The demonstrations used a 10 Gbps link donated by Level(3) between StarLight (Chicago) and Sunnyvale, as well as the DataTAG 2.5 Gbps link between StarLight and CERN, the Abilene backbone of Internet2, and the TeraGrid facility. The network routers and switches at StarLight and CERN were used together with a GSR 12406 router loaned by Cisco at Sunnyvale, additional Cisco modules loaned at StarLight, and sets of dual Pentium 4 servers each with dual Gigabit Ethernet connections at StarLight, Sunnyvale, CERN, and the SC2002 show floor provided by Caltech, SLAC, and CERN. The project is funded by the National Science Foundation, the Department of Energy, the European Commission, and the Caltech Lee Center for Advanced Networking.

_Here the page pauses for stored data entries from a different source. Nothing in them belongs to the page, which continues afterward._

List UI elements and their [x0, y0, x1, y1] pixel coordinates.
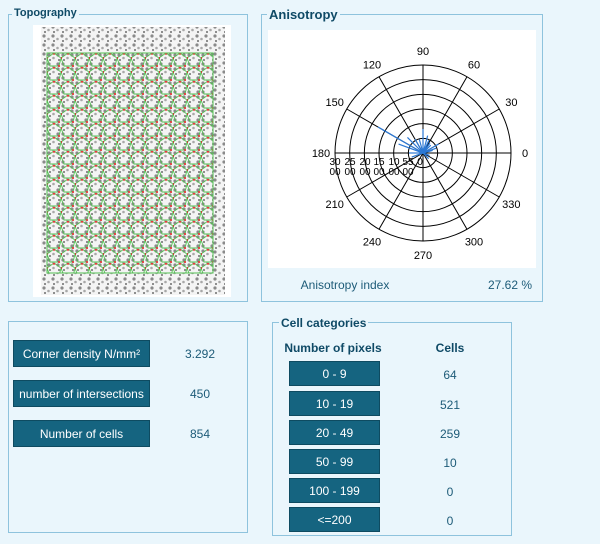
anisotropy-ray: [414, 138, 424, 154]
corner-density-button[interactable]: Corner density N/mm²: [13, 340, 150, 367]
polar-spoke: [422, 76, 468, 154]
polar-angle-label: 240: [363, 236, 381, 248]
polar-radius-label: 00: [373, 167, 385, 178]
polar-radius-label: 55: [402, 157, 414, 168]
anisotropy-ray: [398, 143, 424, 154]
anisotropy-ray: [418, 139, 424, 154]
category-button-200-plus[interactable]: <=200: [289, 507, 380, 532]
category-button-100-199[interactable]: 100 - 199: [289, 478, 380, 503]
topography-texture: [41, 27, 225, 295]
category-button-50-99[interactable]: 50 - 99: [289, 449, 380, 474]
polar-radius-label: 00: [402, 167, 414, 178]
category-cells-20-49: 259: [439, 427, 461, 441]
intersections-button[interactable]: number of intersections: [13, 380, 150, 407]
polar-radius-label: 30: [329, 157, 341, 168]
anisotropy-ray: [411, 152, 424, 158]
category-button-10-19[interactable]: 10 - 19: [289, 391, 380, 416]
cell-categories-panel: [272, 322, 512, 536]
intersections-value: 450: [189, 387, 211, 401]
corner-density-value: 3.292: [184, 347, 216, 361]
category-cells-100-199: 0: [446, 485, 454, 499]
polar-angle-label: 330: [502, 199, 520, 211]
category-cells-10-19: 521: [439, 398, 461, 412]
polar-radius-label: 00: [388, 167, 400, 178]
polar-radius-label: 00: [344, 167, 356, 178]
polar-angle-label: 0: [522, 148, 528, 160]
anisotropy-ray: [422, 149, 433, 154]
polar-spoke: [422, 152, 500, 198]
polar-radius-label: 00: [359, 167, 371, 178]
polar-radius-label: 20: [359, 157, 371, 168]
polar-angle-label: 210: [325, 199, 343, 211]
anisotropy-index-value: 27.62 %: [487, 278, 533, 292]
metrics-panel: [8, 321, 248, 533]
category-cells-50-99: 10: [443, 456, 457, 470]
polar-angle-label: 300: [465, 236, 483, 248]
polar-angle-label: 90: [417, 46, 429, 58]
anisotropy-panel: [261, 14, 543, 302]
polar-spoke: [422, 152, 468, 230]
number-of-cells-button[interactable]: Number of cells: [13, 420, 150, 447]
anisotropy-ray: [407, 137, 424, 154]
anisotropy-index-label: Anisotropy index: [300, 278, 390, 292]
number-of-cells-value: 854: [189, 427, 211, 441]
polar-chart-area: 90 120 150 180 210 240 270 300 330 0 30 60 30 00 25 00 2…: [268, 30, 536, 268]
polar-angle-label: 180: [312, 148, 330, 160]
polar-radius-label: 10: [388, 157, 400, 168]
polar-angle-label: 150: [325, 97, 343, 109]
polar-radius-label: 25: [344, 157, 356, 168]
cells-column-header: Cells: [435, 341, 465, 355]
topography-title: Topography: [12, 7, 79, 19]
topography-image: [33, 25, 231, 297]
category-button-20-49[interactable]: 20 - 49: [289, 420, 380, 445]
category-button-0-9[interactable]: 0 - 9: [289, 361, 380, 386]
cell-categories-title: Cell categories: [279, 316, 369, 330]
polar-radius-label: 15: [373, 157, 385, 168]
polar-spoke: [346, 152, 424, 198]
polar-angle-label: 270: [414, 250, 432, 262]
polar-spoke: [378, 152, 424, 230]
anisotropy-ray: [377, 126, 424, 154]
category-cells-0-9: 64: [443, 368, 457, 382]
anisotropy-title: Anisotropy: [267, 7, 340, 22]
polar-angle-label: 60: [468, 60, 480, 72]
polar-angle-label: 30: [505, 97, 517, 109]
polar-radius-label: 0: [417, 157, 423, 168]
anisotropy-ray: [422, 152, 430, 156]
polar-radius-label: 00: [329, 167, 341, 178]
category-cells-200-plus: 0: [446, 514, 454, 528]
polar-chart: 9012015018021024027030033003060300025002…: [312, 46, 528, 262]
pixels-column-header: Number of pixels: [284, 341, 382, 355]
topography-panel: [8, 14, 248, 302]
polar-angle-label: 120: [363, 60, 381, 72]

One of the drivers of these developments has been the HENP community, whose explorations at the high-energy frontier are breaking new ground in our understanding of the fundamental interactions, structures and symmetries that govern the nature of matter and space-time in our universe. The largest HENP projects each encompasses 2,000 physicists from 150 universities and laboratories in more than 30 countries.

Rapid and reliable data transport, at speeds of 1 to 10 Gbps and 100 Gbps in the future, is a key enabler of the global collaborations in physics and other fields. The ability to analyze and share many terabyte-scale data collections, accessed and transported in minutes, on the fly, rather than over hours or days as is the current practice, is at the heart of the process of search and discovery for new scientific knowledge. Caltech's FAST protocol shows that the high degree of transparency and performance of networks, assumed implicitly by Grid systems, can be achieved in practice.

This will drive scientific discovery and utilize the world's growing bandwidth capacity much more efficiently than has been possible until now.